Analysts also contend that Macy's, along with others in the retail sector, could stand to shed more weight from their bloated store counts. Although Macy's detailed plans for its previously announced 40 store closings, Perkins said they need to do more. It currently operates about 900 stores under its various Macy's, Bloomingdale's and Bluemercury nameplates.
The issue, Snyder said, is that it's not always easy to close stores, as lease restraints can sometimes make it more expensive to exit a location than operate at a loss. Still, Perkins said there are likely more store closures from Macy's and its peers to come. He pointed to Finish Line as an example, which said Thursday that it will close a quarter of its stores over the next four years.
Macy's woes come as an even bigger blow because they are happening as mid-tier competitor J.C. Penney continues to gain ground. Hours after Macy's announced its same-store sales fell 4.7 percent in November and December, Penney's countered with a 3.9 percent gain. But while Perkins said it's another positive development for the recovering retailer, he said management should be aiming for more robust gains.

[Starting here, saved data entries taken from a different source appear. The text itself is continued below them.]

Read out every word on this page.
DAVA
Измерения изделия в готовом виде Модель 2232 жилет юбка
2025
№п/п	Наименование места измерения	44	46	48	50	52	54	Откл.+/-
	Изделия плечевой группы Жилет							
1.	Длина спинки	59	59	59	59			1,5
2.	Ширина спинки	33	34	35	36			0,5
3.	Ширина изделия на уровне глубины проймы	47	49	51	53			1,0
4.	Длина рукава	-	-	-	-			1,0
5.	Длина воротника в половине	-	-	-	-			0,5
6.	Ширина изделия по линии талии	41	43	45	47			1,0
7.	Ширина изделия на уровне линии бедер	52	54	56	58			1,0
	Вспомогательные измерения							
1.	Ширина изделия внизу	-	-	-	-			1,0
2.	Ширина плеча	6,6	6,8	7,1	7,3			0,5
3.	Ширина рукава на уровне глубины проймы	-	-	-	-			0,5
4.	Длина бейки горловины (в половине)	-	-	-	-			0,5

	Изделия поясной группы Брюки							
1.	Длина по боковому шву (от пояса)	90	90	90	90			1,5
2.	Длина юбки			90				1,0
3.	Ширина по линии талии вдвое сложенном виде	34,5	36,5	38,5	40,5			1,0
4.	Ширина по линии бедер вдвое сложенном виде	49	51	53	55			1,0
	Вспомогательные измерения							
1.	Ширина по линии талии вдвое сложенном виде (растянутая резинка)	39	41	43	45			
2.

Johnson added that even as Macy's continues to lose share, it's still outperforming Penney's. Whereas Wall Street expects Macy's revenues to come in at roughly $8.86 billion, Penney's sales are forecast to reach less than half that amount, at $3.99 billion, according to Thompson Reuters.
"I still hesitate to put too much emphasis on Penney's given how much business they lost and what they're building back," he said.
That said, Snyder — who has a $32 price target on Macy's — said he would still need to see its shares move lower to buy in.
"I don't think the pain is over," he said.